The work in Palo Alto fit into Verifiable Computing, a scientific discipline that goes even further back in time, to the 80s, founded by the fathers and mothers of modern cryptology, Babai, Goldwasser, Micali and many others. But Haber’s work in HP focused a part of the Computer Science and Cryptography community to address the issue of aggregated queries on private data. Since 2006 numerous attempts, mostly academic, have addressed the problem stated by Haber et al., mainly driven by the success of Zero Knowledge proof systems based on Succinct Non-Interactive Arguments of Knowledge (SNARKs).
New directions were given in October 2022, with Tavloid, a Protocol Labs project. In addressing the problem of verifying the correctness of queries over relational data, Tavloid hinted at clever techniques that do not require the heavy machinery of SNARKs. Then, at the end of 2023, made aware by efficient performance improvements in the implementation of cryptographic protocols like Bulletproofs and Verkle trees, and recent developments and advancements in the area of Zero Knowledge Proofs with succinct proofs and folding schemes like NOVA, we decided to pick up the work left by Tavloid and others and:
find a simple way to give proofs that information and analytics insights are created by aggregated queries on data stored in private relational databases.
The result is Provably, a product that, compared to the current Zero Knowledge Proof (ZKP) context, focuses on Big Data and large datasets.
Zero-knowledge proof systems, particularly those relying on SNARKs have revolutionised various fields, notably blockchains for ensuring transaction privacy, verifying off-chain computations and providing a powerful way for proving statements about confidential data. But, in the context of analytics-based queries over large datasets, general-purpose ZK proof systems face several hurdles hard to overcome, since their structures are ill-suited for handling computations over large datasets. For example, consider a moderate-sized table containing millions of numerical values; even basic operations like summing these values can result in circuits with well over a million gates.
Recognising such limitations, Provably presents an alternative approach that tackles the verification of queries over large datasets effectively, sidestepping the constraints of general-purpose ZK proof systems. We do so by standing on the shoulders of giants. Inspired by Tavloid, we address the 2006 Haber’s problem statement.

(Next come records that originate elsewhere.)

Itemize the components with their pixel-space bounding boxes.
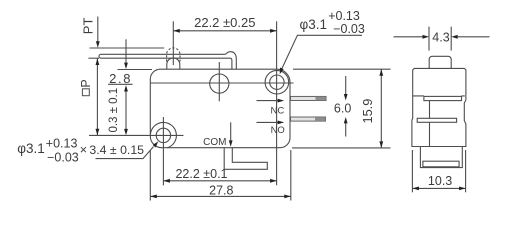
svg-text:×: ×: [80, 143, 87, 157]
svg-text:4.3: 4.3: [432, 30, 449, 44]
dimension PT leader: [96, 17, 100, 48]
hole bottom-left boss arc: [150, 122, 176, 147]
dimension 22.2±0.1 bottom: [163, 179, 276, 183]
terminal COM (L-shape): [224, 148, 267, 169]
lever arm: [99, 52, 236, 70]
side view bar 1: [424, 96, 462, 100]
terminal NC: [291, 96, 327, 100]
terminal NO: [291, 117, 326, 121]
side view step lines: [413, 95, 465, 97]
side view body outline: [412, 68, 466, 146]
NC label arrow: [257, 99, 285, 103]
hole bottom-left: [156, 128, 170, 142]
dimension 27.8: [150, 150, 290, 201]
side view plunger: [429, 56, 451, 68]
lever bottom extension line: [89, 57, 100, 59]
side view internal vertical: [429, 101, 431, 147]
svg-text:27.8: 27.8: [209, 183, 233, 197]
lever free-position line: [90, 47, 165, 49]
□P square glyph: [82, 89, 89, 96]
side view bar 2: [417, 118, 456, 122]
side view base inner tray: [423, 161, 459, 167]
svg-text:+0.13: +0.13: [328, 9, 360, 23]
svg-text:NC: NC: [271, 106, 285, 117]
svg-text:P: P: [79, 79, 93, 87]
hole bottom-left vertical centerline: [162, 117, 164, 185]
plunger dome solid: [167, 58, 180, 69]
center circle: [210, 74, 229, 93]
svg-text:COM: COM: [203, 137, 226, 148]
switch body outline: [150, 69, 290, 148]
svg-text:2.8: 2.8: [109, 71, 132, 86]
NO label arrow: [257, 121, 285, 125]
svg-text:−0.03: −0.03: [333, 22, 365, 36]
svg-text:φ3.1: φ3.1: [300, 17, 328, 32]
dimension 2.8 / 0.3±0.1: [108, 39, 152, 135]
dimension 15.9: [292, 69, 391, 148]
leader φ3.1 bottom-left: [96, 141, 159, 158]
internal horizontal line: [150, 82, 293, 84]
dimension 22.2±0.25 top: [173, 21, 276, 185]
svg-text:PT: PT: [81, 18, 96, 35]
center circle vertical centerline: [218, 62, 220, 101]
plunger dome dashed (free position): [167, 48, 180, 62]
hole top-right boss circle: [265, 70, 289, 94]
dimension 10.3: [412, 150, 465, 192]
svg-text:6.0: 6.0: [334, 101, 351, 115]
dimension □P: [96, 59, 100, 136]
svg-text:NO: NO: [271, 125, 285, 136]
hole bottom-left horizontal centerline: [89, 134, 184, 136]
leader φ3.1 top-right: [280, 35, 362, 74]
side view base block: [420, 147, 462, 168]
svg-text:3.4 ± 0.15: 3.4 ± 0.15: [89, 143, 144, 157]
svg-text:22.2 ±0.1: 22.2 ±0.1: [175, 167, 227, 181]
dimension 6.0: [344, 76, 348, 137]
svg-text:0.3 ± 0.1: 0.3 ± 0.1: [108, 88, 120, 133]
svg-text:φ3.1: φ3.1: [17, 141, 45, 156]
svg-text:+0.13: +0.13: [46, 136, 78, 150]
svg-text:22.2 ±0.25: 22.2 ±0.25: [194, 15, 255, 30]
svg-text:15.9: 15.9: [360, 99, 375, 124]
dimension 4.3: [394, 27, 490, 51]
svg-text:−0.03: −0.03: [47, 151, 79, 165]
svg-text:10.3: 10.3: [428, 174, 452, 188]
COM leader arrow: [229, 122, 233, 147]
hole top-right: [270, 75, 284, 89]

By leveraging well-known open source cryptographic tools (like Pedersen commitments, Bulletproofs, and Verkle trees) and expressing queries in SQL, Provably enables efficient and scalable verification of analytics-based queries.
Hence, the launch of Provably, available as an MVP from July 2024, marks the point from which the data industry can benefit from ZK Big Data, from data security, to data privacy and privacy enhancing technologies, to computing on outsourced databases, to finally building data ecosystems.